Twenty fifteen. I tried to remember all the things I’ve been through in 2014, and suddenly it has been 2015. Twenty fourteen was very important for me. It was a transition year, when I tried to cope myself with all the changes happened in 2013. Now that I looked back again, I feel relieved that I (seemingly) can pass it succesfully.
2014 was a year of self-nourishing. I traveled a lot. Joined charities. Re-connect with old friends and communities. Quitted my job. Study abroad. I knew I have made some significant decisions, yet it put me in the middle of even more new options.
You know, people always have choices. And it’s good to have many choices. But, there’s not much you can do with that choices if you don’t choose any of it.
Now that I come up with many choices, I just let it fly around me without really choose one of it. It’s like I come back to the stage when the world is laboratory, and all I did was just experimenting.

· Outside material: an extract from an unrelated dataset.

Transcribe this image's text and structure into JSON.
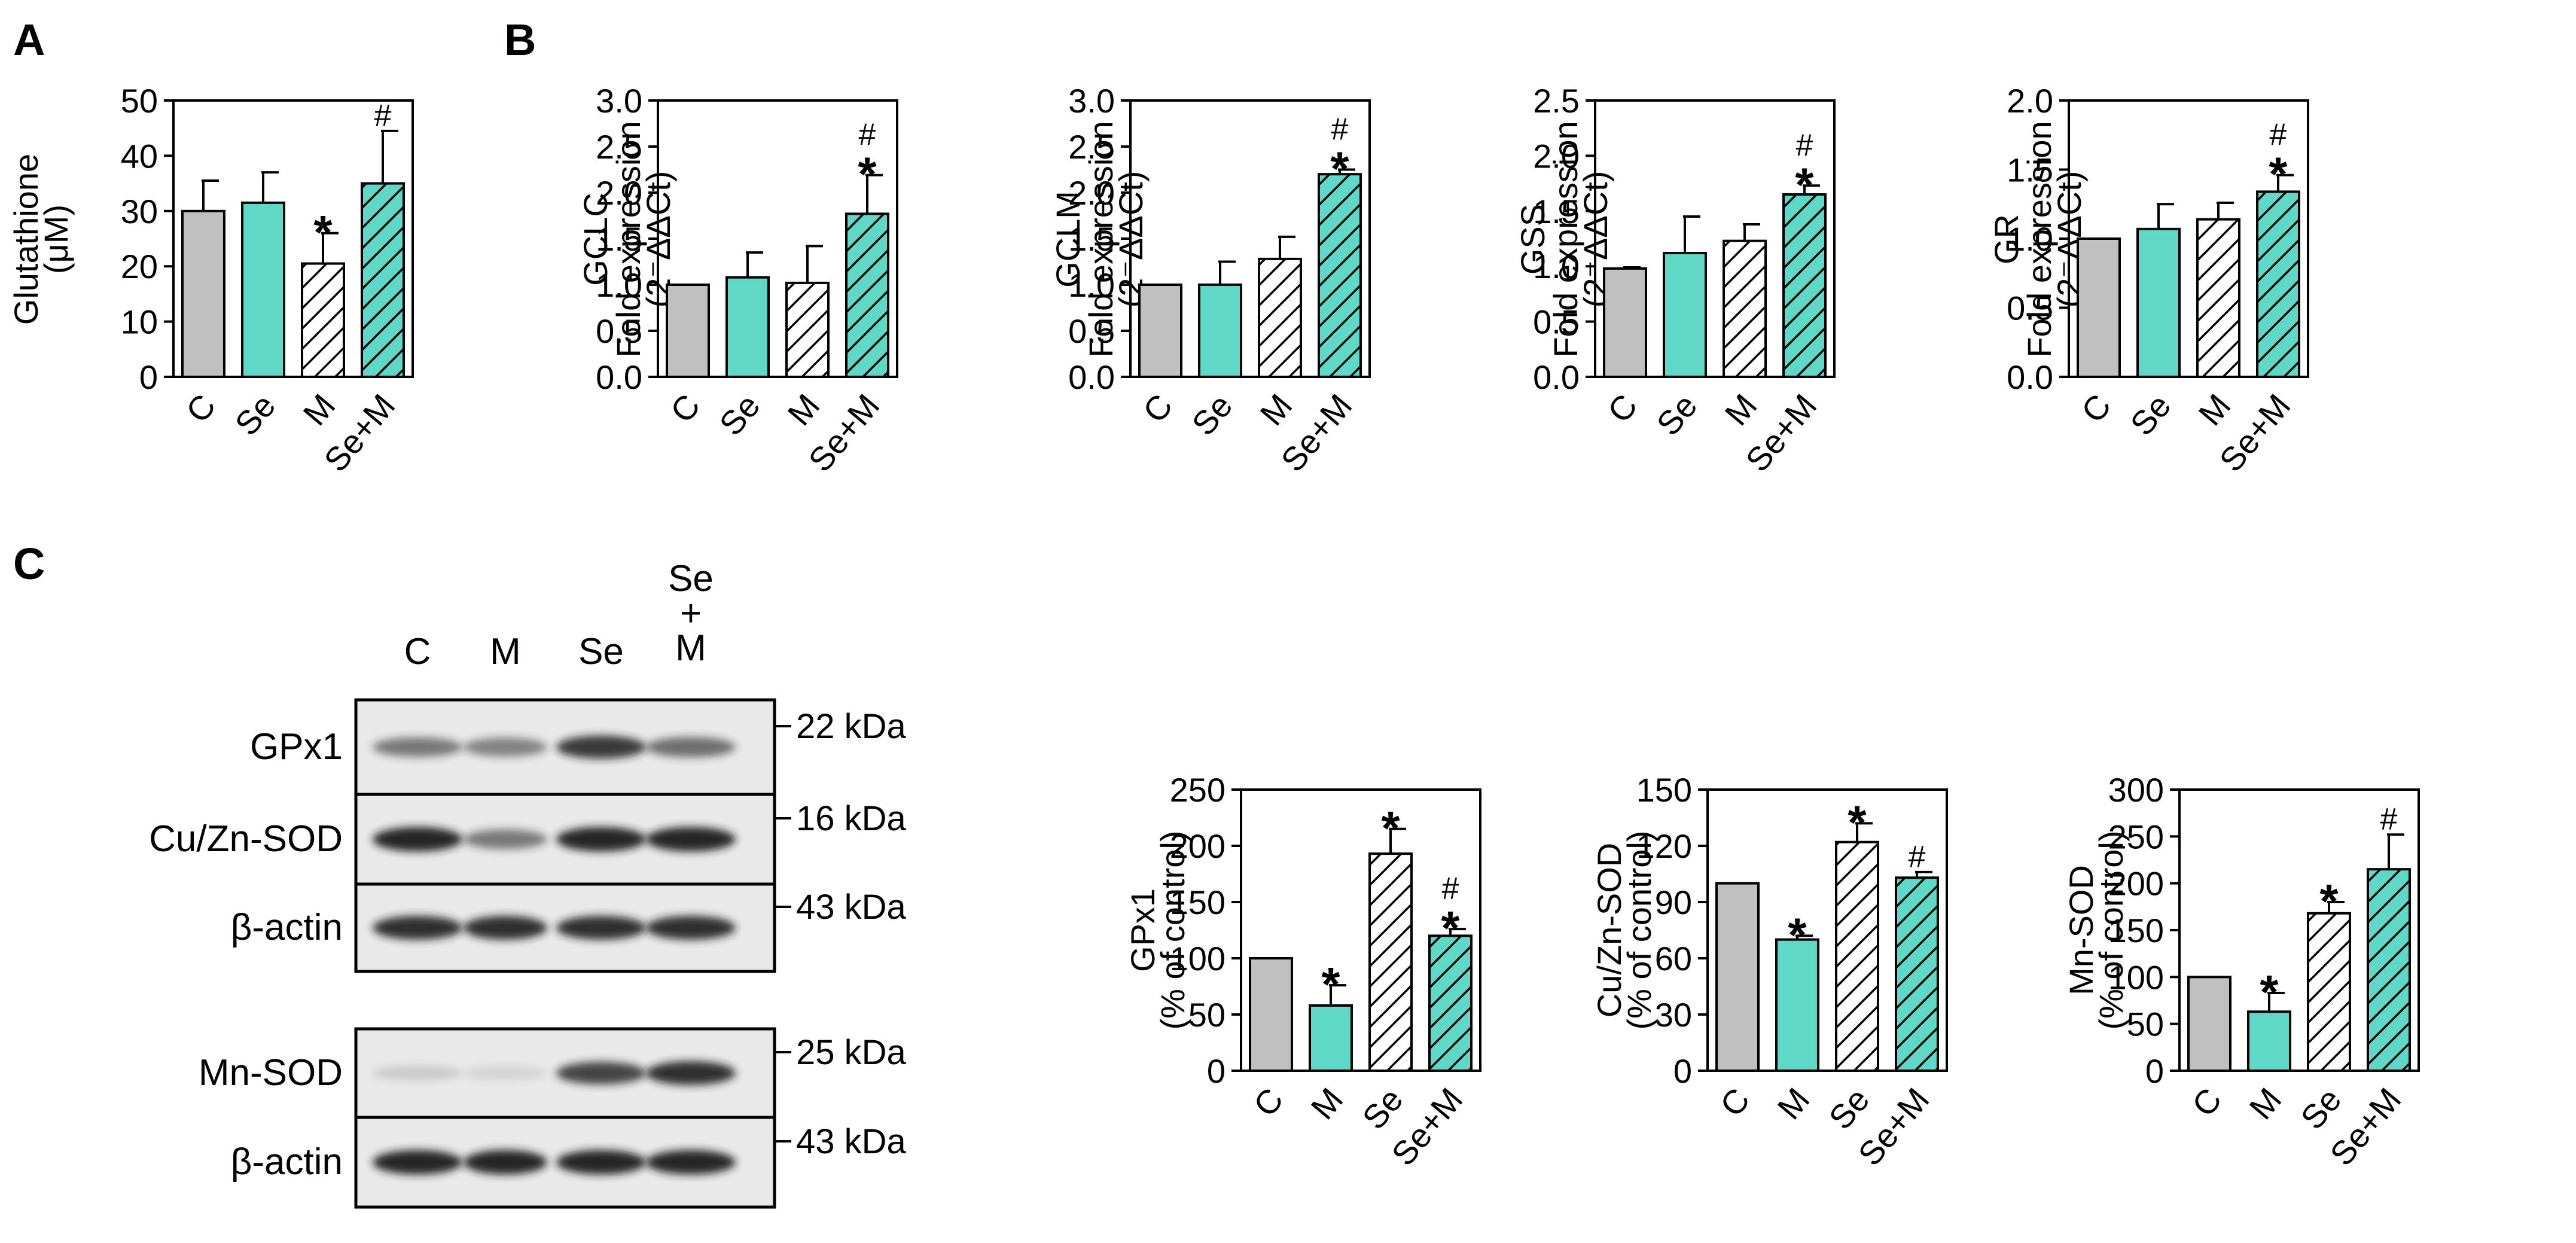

I haven’t finished with myself.
As I stated in my birthday post, sometimes it’s easy to just standing there, putting your feet on two boats, while enjoying both benefits from them. But river’s flow are getting faster, the boats are separating–and you will eventually fall down.
It’s the time to make a choice. You should jump off to one of the boat, staying there and sailing through the river.
In 2015 I make my choice. I choose which boat I’m going to stand on. I choose the path I want to walk on.
I will finish everything with myself, and start to make a real contribution to society.
May the blessing of God keep shielding me this year.